Pie time in the afternoon came as we neared Ponca City, OK, an old town named after a Native American tribe,  that once was on the main road, but now has been bypassed as Rt. 60 has been four-laned around it.  Several cafes were on the main street, all but one closed for the afternoon. Our default choice was inside an antique store, where the woman behind the counter was at first reluctant to serve the cheesecake she had just made, saying that it wouldn’t look right if cut while warm.  We assured her that we were substance-over-form type people and would cheerfully overlook any aesthetic problems and focus only on the taste and texture.  We pronounced her efforts completely successful.

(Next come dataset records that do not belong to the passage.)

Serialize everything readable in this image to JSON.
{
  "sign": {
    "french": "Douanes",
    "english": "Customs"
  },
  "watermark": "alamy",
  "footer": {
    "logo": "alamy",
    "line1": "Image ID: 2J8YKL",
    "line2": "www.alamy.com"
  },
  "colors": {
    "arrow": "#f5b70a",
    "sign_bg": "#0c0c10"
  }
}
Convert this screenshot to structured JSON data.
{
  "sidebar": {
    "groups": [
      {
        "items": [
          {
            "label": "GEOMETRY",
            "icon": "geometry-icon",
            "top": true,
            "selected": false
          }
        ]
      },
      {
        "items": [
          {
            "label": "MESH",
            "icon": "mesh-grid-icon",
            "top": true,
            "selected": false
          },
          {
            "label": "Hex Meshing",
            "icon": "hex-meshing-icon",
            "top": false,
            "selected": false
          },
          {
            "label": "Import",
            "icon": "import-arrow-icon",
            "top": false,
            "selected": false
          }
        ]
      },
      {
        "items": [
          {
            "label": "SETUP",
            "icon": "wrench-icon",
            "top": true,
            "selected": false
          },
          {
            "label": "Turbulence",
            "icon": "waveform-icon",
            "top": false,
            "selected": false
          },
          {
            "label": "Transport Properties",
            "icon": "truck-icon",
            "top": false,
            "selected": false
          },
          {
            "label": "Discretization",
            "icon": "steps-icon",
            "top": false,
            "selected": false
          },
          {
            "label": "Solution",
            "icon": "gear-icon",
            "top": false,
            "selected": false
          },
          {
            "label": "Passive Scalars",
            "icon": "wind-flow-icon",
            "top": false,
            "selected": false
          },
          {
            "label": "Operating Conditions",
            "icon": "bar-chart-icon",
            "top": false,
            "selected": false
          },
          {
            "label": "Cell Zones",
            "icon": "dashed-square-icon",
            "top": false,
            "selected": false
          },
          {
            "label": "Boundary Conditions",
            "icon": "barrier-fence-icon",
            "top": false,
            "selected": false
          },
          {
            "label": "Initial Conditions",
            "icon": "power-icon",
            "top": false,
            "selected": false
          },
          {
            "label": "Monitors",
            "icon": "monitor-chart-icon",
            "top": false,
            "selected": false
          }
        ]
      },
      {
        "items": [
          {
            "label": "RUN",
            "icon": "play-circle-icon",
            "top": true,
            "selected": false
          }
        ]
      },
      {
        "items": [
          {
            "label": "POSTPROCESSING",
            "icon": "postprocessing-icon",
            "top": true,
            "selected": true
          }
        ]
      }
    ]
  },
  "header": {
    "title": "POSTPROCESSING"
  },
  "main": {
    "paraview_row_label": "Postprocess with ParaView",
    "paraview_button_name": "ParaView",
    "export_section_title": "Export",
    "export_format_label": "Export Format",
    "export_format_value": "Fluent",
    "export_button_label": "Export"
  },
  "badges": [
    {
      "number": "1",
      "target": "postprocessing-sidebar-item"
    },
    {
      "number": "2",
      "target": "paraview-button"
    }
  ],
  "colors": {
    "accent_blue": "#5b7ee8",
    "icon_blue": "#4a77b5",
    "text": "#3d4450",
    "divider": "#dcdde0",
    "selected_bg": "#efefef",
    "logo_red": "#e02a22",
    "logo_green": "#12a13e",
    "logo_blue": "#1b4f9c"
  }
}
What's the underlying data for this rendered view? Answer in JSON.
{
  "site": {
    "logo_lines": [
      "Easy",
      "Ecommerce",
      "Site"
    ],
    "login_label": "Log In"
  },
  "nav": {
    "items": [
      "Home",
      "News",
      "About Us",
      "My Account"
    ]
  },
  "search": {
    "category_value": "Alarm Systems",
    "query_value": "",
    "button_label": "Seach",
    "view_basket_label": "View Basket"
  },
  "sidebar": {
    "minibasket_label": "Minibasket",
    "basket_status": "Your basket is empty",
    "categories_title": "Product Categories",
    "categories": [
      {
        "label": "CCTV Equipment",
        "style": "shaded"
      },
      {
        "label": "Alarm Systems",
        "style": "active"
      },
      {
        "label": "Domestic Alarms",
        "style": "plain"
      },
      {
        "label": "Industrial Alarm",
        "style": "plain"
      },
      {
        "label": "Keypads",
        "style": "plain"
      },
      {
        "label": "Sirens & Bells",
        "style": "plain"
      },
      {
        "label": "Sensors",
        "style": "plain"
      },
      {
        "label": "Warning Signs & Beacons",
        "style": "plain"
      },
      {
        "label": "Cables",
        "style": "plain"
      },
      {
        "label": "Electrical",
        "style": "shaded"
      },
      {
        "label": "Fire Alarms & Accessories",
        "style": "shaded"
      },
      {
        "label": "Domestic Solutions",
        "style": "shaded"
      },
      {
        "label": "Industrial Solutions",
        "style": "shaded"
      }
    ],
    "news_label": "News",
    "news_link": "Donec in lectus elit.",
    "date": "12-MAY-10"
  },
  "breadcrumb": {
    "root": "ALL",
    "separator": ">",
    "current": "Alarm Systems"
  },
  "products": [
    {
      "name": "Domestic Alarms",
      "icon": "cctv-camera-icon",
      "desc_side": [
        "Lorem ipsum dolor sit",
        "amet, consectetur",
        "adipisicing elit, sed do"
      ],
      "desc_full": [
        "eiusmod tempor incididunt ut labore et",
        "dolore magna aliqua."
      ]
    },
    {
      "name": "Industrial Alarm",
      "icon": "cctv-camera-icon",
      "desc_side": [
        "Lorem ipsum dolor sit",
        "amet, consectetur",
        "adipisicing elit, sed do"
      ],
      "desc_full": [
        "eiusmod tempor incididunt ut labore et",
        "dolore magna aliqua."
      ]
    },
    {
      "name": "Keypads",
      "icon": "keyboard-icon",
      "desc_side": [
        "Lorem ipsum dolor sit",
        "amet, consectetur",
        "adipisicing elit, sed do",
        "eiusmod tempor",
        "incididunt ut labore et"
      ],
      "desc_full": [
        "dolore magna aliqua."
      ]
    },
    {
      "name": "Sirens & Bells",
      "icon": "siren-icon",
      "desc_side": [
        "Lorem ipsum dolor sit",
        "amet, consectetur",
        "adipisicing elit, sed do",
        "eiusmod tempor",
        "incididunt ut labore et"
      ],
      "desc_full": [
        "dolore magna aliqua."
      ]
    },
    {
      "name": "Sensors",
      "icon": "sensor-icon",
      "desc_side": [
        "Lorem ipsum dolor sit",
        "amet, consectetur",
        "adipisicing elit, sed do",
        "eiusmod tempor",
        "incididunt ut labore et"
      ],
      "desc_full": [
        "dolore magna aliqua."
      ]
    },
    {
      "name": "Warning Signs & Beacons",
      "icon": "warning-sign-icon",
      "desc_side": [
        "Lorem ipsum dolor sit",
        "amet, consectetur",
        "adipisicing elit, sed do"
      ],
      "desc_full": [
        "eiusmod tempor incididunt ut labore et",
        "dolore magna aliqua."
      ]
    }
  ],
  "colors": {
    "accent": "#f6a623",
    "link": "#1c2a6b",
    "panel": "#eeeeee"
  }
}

Immediately after Ponca City, Rt. 60 returns to its two lane roots as it crosses the Osage Reservation.  We cruised on past the ornate casinos and continued east into Bartlesville where evening called our travels to a halt.  Bartlesville reminds me a bit of where I grew up, Ashland, KY, in that it is a small town, about 35,000 population, dominated by two large corporations (Phillips and Conoco…which once were one entity) with the large buildings and wide streets constructed back in the industrial heyday of these giants.  I recall being told, when I lived there many years ago, by an Ashland Oil executive that his corporation’s managers did not consider it a good thing to be promoted to the home office in small Ashland after they’d been running some subsidiary in a much larger city.  Eventually, of course, Ashland Oil moved its headquarters elsewhere.  Bartlesville did have, for our purposes, an inexpensive (read “cheap”) motel across the street from a restaurant and that was, industrial considerations aside, enough for us.